Sementara itu, Badan Pengkajian dan Penerapan Teknologi (BPPT) menargetkan konsep terkait daur ulang baterai Kendaraan Bermotor Listrik (KBL) atau mobil listrik rampung dirumuskan dalam waktu tiga tahun atau pada 2022.
Deputi Kepala BPPT Bidang Teknologi Informasi, Energi dan Material (TIEM) Eniya Listiani Dewi mengatakan jika implementasi KBL berbasis baterai lancar, maka dalam kurun waktu tersebut diprediksi sudah banyak kendaraan listrik yang beroperasi.
"Kami hanya mempunyai waktu sekitar tiga tahun," ucapnya, di acara penutupan Indonesia Electric Motor Show (IEMS), Sabtu, 7 September 2019.

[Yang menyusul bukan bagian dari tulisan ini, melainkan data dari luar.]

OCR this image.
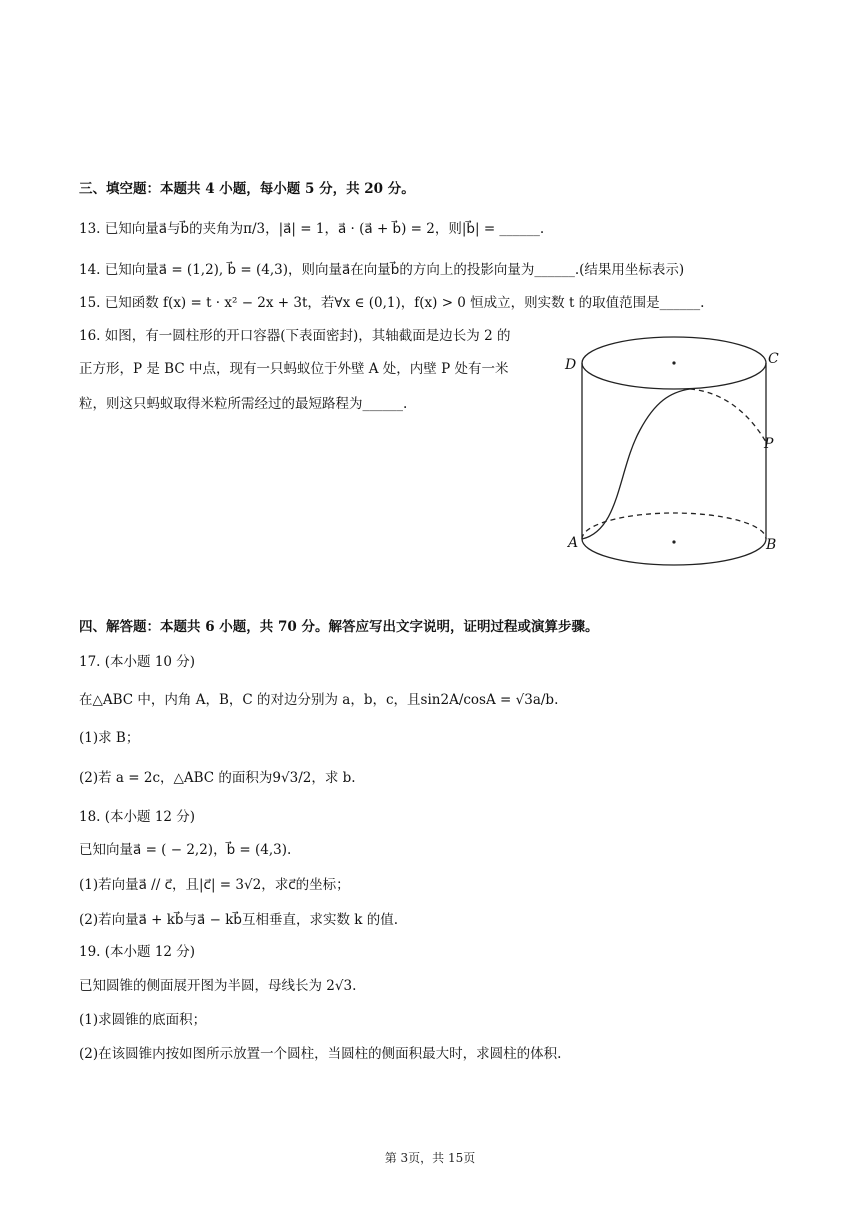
三、填空题：本题共 4 小题，每小题 5 分，共 20 分。
13. 已知向量a⃗与b⃗的夹角为π/3，|a⃗| = 1，a⃗ · (a⃗ + b⃗) = 2，则|b⃗| = ______.
14. 已知向量a⃗ = (1,2), b⃗ = (4,3)，则向量a⃗在向量b⃗的方向上的投影向量为______.(结果用坐标表示)
15. 已知函数 f(x) = t · x² − 2x + 3t，若∀x ∈ (0,1)，f(x) > 0 恒成立，则实数 t 的取值范围是______.
16. 如图，有一圆柱形的开口容器(下表面密封)，其轴截面是边长为 2 的
正方形，P 是 BC 中点，现有一只蚂蚁位于外壁 A 处，内壁 P 处有一米
粒，则这只蚂蚁取得米粒所需经过的最短路程为______.
D	C
P
A	B
四、解答题：本题共 6 小题，共 70 分。解答应写出文字说明，证明过程或演算步骤。
17. (本小题 10 分)
在△ABC 中，内角 A，B，C 的对边分别为 a，b，c，且sin2A/cosA = √3a/b.
(1)求 B；
(2)若 a = 2c，△ABC 的面积为9√3/2，求 b.
18. (本小题 12 分)
已知向量a⃗ = ( − 2,2)，b⃗ = (4,3).
(1)若向量a⃗ // c⃗，且|c⃗| = 3√2，求c⃗的坐标；
(2)若向量a⃗ + kb⃗与a⃗ − kb⃗互相垂直，求实数 k 的值.
19. (本小题 12 分)
已知圆锥的侧面展开图为半圆，母线长为 2√3.
(1)求圆锥的底面积；
(2)在该圆锥内按如图所示放置一个圆柱，当圆柱的侧面积最大时，求圆柱的体积.
第 3页，共 15页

Pasalnya, kata Eniya, begitu lebih dari tiga tahun, sampah baterai mobil listrik sudah akan banyak sekali.
"Terutama yang kecil-kecil, karena animonya ngoprek atau hobi, yang kecil-kecil ini banyak. Saya berharap dalam setidaknya tiga tahun kami sudah mempunyai konsep yang jelas untuk recycle," ujarnya.